In terms of coping on a day-to-day basis, we are a truly digital native company, so all our systems are cloud-based. Our offices have never been about where our systems are based, but geographical locations where the teams are based. Many traditional companies within the industry are not so fortunate and still have physically-based hardware that requires people in the office, whereas the vast majority of our 200 people work from home. Most have adapted extremely well, and productivity has been unaffected. Of course, some people find it harder to adapt, but our Head of People keeps in close contact with anyone who reaches out with concerns.

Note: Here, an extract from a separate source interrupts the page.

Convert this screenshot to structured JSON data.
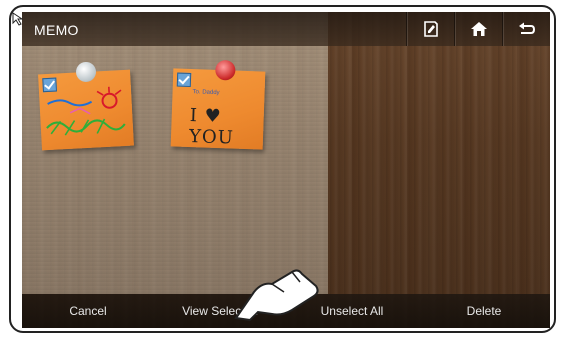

We are also very supportive of equipment that makes it easier to adapt to being at home.
Our teams are also spread across three continents, so we have to comply with varying country’s lockdown rules and advice, which means that at any one time, we are subject to a wide range of different conditions and regulations.
As we hopefully come out of the storm next year, how companies and their people will adjust to the new normal will be a huge challenge.
Did you have to make difficult choices, and what are the lessons learned?
Nigel Verdon: Running a startup is one of the biggest challenges you are likely to face in business, so it prepares you for a wide range of issues that will come your way. Although no-one could foresee the impact it was going to have, the pandemic is such an issue and continues to do so. Therefore, difficult choices are part of the territory and what you see is that systems and people cope with the pressure in different ways, so it has required a flexible management style.
One of the main lessons I think we have all learnt is that you are never too sure what lies around the corner. You have to look forward when planning, but you have to be aware that it’s not always going to be a calm sea out there. And the best way to cope with the turbulent times is to keep faith in your core values as a company and remain true to yourselves.
How do you deal with stress and anxiety?
Nigel Verdon: Sounds glib, but you have to stay focused and disciplined, and knowing that you are part of a team helps tremendously. We started Railsbank with just four people, now we number over 200, working across numerous time zones. And we all have a responsibility for each other, to ensure that we give our best at work and remember to have family time and relax. These days, managing your downtime is just as important as your work time.
Who are your competitors? And how do you plan to stay in the game?
Nigel Verdon: In each of our core activities, we have competitors, but quite honestly, we prefer to stay ahead of the pack and not look in the rearview mirror. We are pioneers and innovators in our industry, and people tend to take their lead from us. We stay ahead in the game because we are continually investing in our market-leading core finance platform and the best people we can hire.
Your final thoughts?
Nigel Verdon: Covid-19 has been truly horrible. Its global effects have hit each and every one of us and made all of us take stock of what we have. But if we can learn from this as a human race, it should stand us in good order for the future.